In a statement, Human Rights Watch noted that Iraq has executed at least 65 prisoners since the year began 40 days ago. 51 of the executions occurred in January and 14 so far this month, it said.
"The Iraqi government seems to have given state executioners the green light to execute at will," said Joe Stork, deputy Middle East director at Human Rights Watch. "The government needs to declare an immediate moratorium on all executions and begin an overhaul of its flawed criminal justice system."
The organization said it was particularly concerned that Iraqi courts use coerced confessions as evidence. "The government should disclose the identities, locations, and status of all prisoners on death row, the crimes for which they have been convicted, court records for their being charged, tried, and sentenced, and details of any impending executions," Human Rights Watch said.

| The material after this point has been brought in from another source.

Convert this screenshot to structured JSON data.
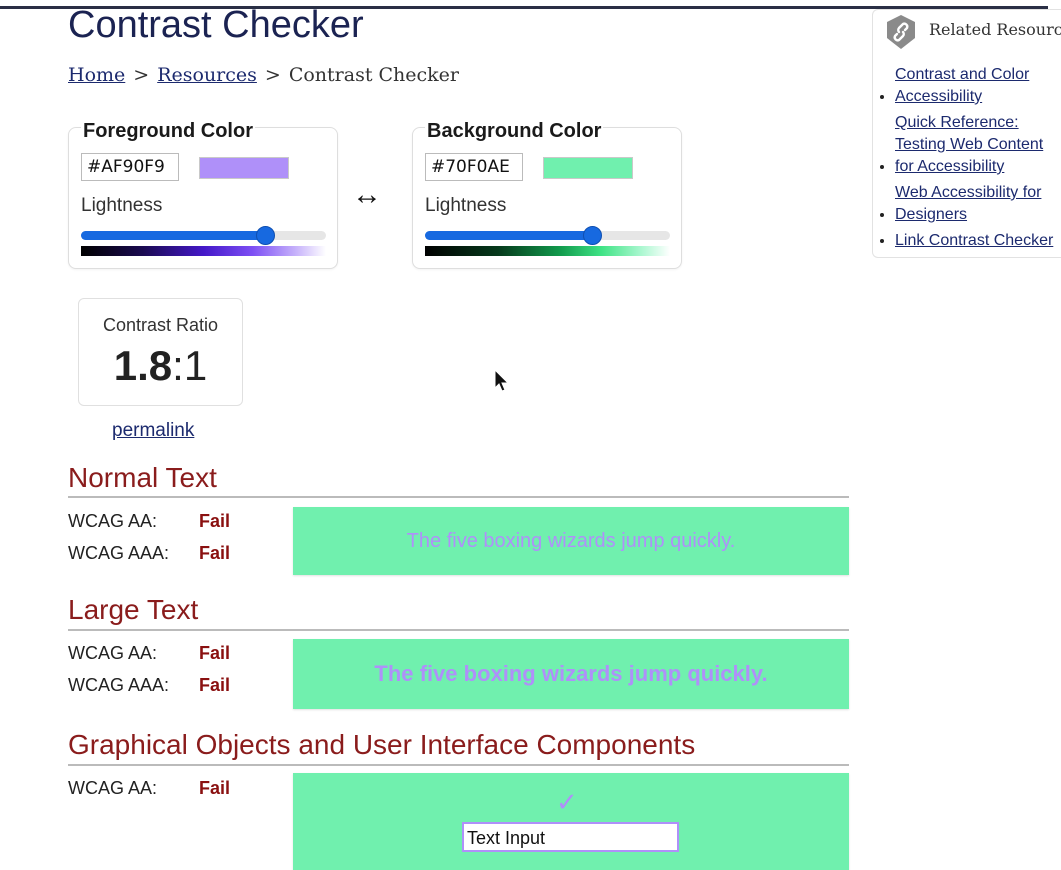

The U.N. High Commissioner for Human Rights Navi Pillay expressed shock late last month over reports that 34 individuals, including two women, had been executed in Iraq on January 19 following their convictions for crimes.
"Even if the most scrupulous fair trial standards were observed, this would be a terrifying number of executions to take place in a single day," Pillay said.
"Given the lack of transparency in court proceedings, major concerns about due process and fairness of trials, and the very wide range of offenses for which the death penalty can be imposed in Iraq, it is a truly shocking figure."
More than 1,200 people are believed to have been sentenced to death since 2004, though the number executed is not known, she said. The death penalty can be imposed for some four dozen crimes, including damage to public property under certain circumstances, she said.
She called on the Iraqi government to institute a moratorium on instituting the death penalty.
Ministry of Justice officials in Baghdad did not answer their telephones on Thursday. Early this month, Justice Minister Hassan al-Shummari responded to the U.N.'s critique, saying, "The implementation of fair punishment against terrorists and murderers comes in accord with the law of the state."
In a statement on the ministry's website, he said, "Questioning the credibility of the Iraqi judiciary system by the U.N. High Commissioner is (a) strange thing and the High Commissioner should also (be) aware of the size of the challenges that Iraq is facing by terrorist groups who had committed heinous crimes and mass executions against innocent people."
Human Rights Watch says it opposes capital punishment "because of its inhumane nature and its finality." In its statement, the group says that criminal trials in Iraq often violate standards of fairness, right to defense counsel, right to be presumed innocent until proven guilty and not to be compelled to confess.
"Many defendants are unable to pursue a meaningful defense or to challenge evidence against them, and lengthy pretrial detention without judicial review is common," the group says.